Doch: Wie kam die Kindred Spirit Mailbox eigentlich an den Strand? Auch das ist eine romantische Geschichte: Claudia, eine frühere Freundin von Frank Nesmith, hatte die Idee, vor mehr als vier Jahrzehnten. Erst stand sie auf einem kleinen Fleckchen Sand in Tubbs Inlet, später kam sie nach Bird Island. Frank schrieb Claudia Liebesbriefe und deponierte sie in dem Kasten. Andere taten es ihm gleich.

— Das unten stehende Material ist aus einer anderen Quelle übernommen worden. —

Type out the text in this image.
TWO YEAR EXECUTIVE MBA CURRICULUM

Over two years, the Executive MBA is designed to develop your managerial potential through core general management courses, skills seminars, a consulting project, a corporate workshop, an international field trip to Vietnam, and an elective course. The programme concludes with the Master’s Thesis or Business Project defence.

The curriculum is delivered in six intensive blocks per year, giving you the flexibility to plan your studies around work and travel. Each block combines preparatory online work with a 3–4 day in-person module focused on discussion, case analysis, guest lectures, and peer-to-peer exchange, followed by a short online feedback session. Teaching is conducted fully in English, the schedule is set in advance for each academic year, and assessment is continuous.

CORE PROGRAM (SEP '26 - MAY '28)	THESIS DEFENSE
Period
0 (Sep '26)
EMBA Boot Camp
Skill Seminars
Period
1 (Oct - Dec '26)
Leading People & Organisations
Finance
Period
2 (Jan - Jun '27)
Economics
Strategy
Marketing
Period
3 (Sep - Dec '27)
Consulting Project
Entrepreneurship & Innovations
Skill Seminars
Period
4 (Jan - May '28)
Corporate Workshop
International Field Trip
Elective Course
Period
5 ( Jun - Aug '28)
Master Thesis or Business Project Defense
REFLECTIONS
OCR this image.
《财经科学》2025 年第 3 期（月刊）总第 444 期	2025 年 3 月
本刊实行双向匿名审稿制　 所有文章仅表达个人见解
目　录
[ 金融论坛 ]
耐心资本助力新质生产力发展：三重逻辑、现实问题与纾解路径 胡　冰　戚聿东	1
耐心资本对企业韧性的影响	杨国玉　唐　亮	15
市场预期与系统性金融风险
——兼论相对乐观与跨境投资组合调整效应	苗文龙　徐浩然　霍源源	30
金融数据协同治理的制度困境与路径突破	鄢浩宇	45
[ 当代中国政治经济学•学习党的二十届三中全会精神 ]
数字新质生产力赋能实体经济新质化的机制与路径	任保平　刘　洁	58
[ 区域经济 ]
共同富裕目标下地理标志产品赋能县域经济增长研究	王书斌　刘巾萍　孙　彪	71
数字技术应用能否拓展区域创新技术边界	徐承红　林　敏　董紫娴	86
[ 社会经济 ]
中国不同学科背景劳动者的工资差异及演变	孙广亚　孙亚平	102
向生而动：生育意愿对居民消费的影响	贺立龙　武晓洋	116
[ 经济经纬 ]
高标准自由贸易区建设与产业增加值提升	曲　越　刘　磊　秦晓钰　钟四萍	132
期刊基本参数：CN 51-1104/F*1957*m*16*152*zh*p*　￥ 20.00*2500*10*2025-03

Kindred Spirit Mailbox in North Carolina

Kirsten Bungart

Über die Jahre wurde ein Kummer- und ein Freudenkasten aus der Kindred Spirit Mailbox, Menschen liefen über den weiten Strand, um hier ihre Sorgen und auch ihr Glück zu Papier zu bringen. Ultraschallbilder einer Schwangerschaft hat Nesmith ebenso gefunden wie Todesanzeigen oder Briefe an verstorbene Partner. Über Jahre hat der heute hochbetagte Nesmith die Briefe und Hefte gesammelt, inzwischen gehören sie zu einer Kollektion der University of North Carolina in Wilmington. Heute bestücken Bekannte von Nesmith die Box mit Schreibutensilien und leeren sie, wenn sie zu voll wird. Und erfahren von allen Sorgen und Nöten, die die Menschen hier ihrer »verwandten Seele« anvertrauen.